人間ならSlackのAPI仕様を調べて、セットアップして、コード書いて、とどうやっても一日はかかるだろうと言う仕事を、当時のGitHub Copilotくんは一時間そこらで動くものを作り出してしまったのです。 このときの感動は今でもはっきり覚えています。
が、しかし当時のAIコーディングは考慮不足も多く、社内ツールとしてイントラに載せるにしても改修が必要で、AIの力だけではデプロイにまでは辿り着けませんでした。 またお陰様で他の案件が忙しくなったのもあり、優先順位が低かったこのプロジェクトは一時的に止まってしまいます。

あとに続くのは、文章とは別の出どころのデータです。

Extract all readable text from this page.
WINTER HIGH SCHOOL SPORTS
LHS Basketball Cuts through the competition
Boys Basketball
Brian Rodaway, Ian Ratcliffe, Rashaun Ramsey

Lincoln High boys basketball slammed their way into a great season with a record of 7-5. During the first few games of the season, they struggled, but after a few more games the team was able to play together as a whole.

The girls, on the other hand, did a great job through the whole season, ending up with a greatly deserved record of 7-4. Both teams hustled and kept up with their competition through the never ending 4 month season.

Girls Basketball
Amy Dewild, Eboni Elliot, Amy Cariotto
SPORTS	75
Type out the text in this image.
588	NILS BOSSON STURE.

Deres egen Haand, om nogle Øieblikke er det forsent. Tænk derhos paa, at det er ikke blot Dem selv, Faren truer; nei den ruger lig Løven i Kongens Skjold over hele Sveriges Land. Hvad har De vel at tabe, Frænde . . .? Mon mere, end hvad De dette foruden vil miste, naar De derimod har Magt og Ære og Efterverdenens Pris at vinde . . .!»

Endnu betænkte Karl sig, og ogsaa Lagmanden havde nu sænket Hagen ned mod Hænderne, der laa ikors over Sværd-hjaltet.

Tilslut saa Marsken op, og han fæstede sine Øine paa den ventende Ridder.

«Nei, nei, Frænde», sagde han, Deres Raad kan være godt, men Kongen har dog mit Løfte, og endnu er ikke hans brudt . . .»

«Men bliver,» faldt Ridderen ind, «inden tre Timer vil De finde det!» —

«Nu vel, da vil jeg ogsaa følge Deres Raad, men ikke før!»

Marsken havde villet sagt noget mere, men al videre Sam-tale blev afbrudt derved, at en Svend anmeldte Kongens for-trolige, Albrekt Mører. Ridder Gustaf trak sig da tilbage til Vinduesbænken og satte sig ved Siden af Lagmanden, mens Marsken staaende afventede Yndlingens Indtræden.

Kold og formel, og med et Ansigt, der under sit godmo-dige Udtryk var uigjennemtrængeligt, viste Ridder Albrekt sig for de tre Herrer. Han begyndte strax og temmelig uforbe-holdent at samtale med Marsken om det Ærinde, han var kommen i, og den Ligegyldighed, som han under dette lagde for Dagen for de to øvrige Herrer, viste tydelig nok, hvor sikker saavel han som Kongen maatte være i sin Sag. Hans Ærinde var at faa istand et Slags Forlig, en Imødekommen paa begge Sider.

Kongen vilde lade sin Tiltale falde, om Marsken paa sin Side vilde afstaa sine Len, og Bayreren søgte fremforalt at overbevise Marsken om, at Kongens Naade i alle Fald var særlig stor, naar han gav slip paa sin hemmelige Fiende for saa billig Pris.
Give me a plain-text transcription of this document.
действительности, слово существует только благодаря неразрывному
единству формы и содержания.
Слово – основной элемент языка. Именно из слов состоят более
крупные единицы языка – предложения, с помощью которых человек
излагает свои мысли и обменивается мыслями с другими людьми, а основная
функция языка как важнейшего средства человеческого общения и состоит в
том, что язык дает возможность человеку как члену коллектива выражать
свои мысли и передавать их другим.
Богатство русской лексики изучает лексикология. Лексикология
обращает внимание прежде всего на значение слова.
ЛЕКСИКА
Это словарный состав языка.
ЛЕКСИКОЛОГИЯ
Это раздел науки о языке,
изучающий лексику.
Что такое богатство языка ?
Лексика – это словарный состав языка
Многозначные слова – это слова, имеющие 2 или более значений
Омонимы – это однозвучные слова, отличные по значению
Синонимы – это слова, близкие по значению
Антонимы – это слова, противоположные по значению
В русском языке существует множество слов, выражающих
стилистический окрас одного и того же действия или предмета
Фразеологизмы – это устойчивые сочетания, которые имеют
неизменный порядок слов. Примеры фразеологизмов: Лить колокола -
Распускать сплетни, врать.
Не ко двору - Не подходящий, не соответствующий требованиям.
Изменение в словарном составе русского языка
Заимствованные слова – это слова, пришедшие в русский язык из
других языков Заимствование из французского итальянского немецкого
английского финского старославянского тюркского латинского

そして半年以上経った先月、流石にデプロイさせて一旦プロジェクトに終止符を打とうと再度動き出します。 ツールもGithubCopilotからCodexに、モデルもClaude Sonnet 3.7からGPT-5-Codexに進化。 また、最近社内でCloudflareが各所で導入されており、このソリューションもCloudflareスタックで固めようという方向性にシフト。 これにより、構成から根本的に見直され、Codexによる大改修が始まりました。
技術構成
最終的には、下のような技術構成になりました。
- React
- Hono
- Slack API
- Cloudflare Workers
- Cloudflare Zero Trust
半年前GitHub Copilotに作ってもらった Next.js ベースのアプリを、フロントエンドとバックエンドに分離し、Workers上で動かすための構成にしました。 この作業は、Codexを使って行いました。
プロンプトはシンプルで、
このNext.jsのプロジェクトを、ReactとHonoを使用して、Cloudflare Workersでデプロイできるようにしてください
のように指示を投げて完成させました。 ただ、パッケージが古かったので、ncuを使ってパッケージの更新をして完了!
詳細な構成として、バックエンドは Hono で API ルーティングを管理し、静的アセットは Workers の Assets 機能で配信する、というかなりオーソドックスな構成です。 シンプルイズベストですね
今後どういうふうにしていきたい?
Slack APIのレートリミットが厳しく、本番の運用には耐えられないかもしれません... ということで、KVを活用したAPIのキャッシュなどに力を入れていきたいですね 💪
また、誤操作などで権限を振ってしまうと大変(!)なので、確認ダイアログなども作成して誤操作防止などにも力を入れていきたいです!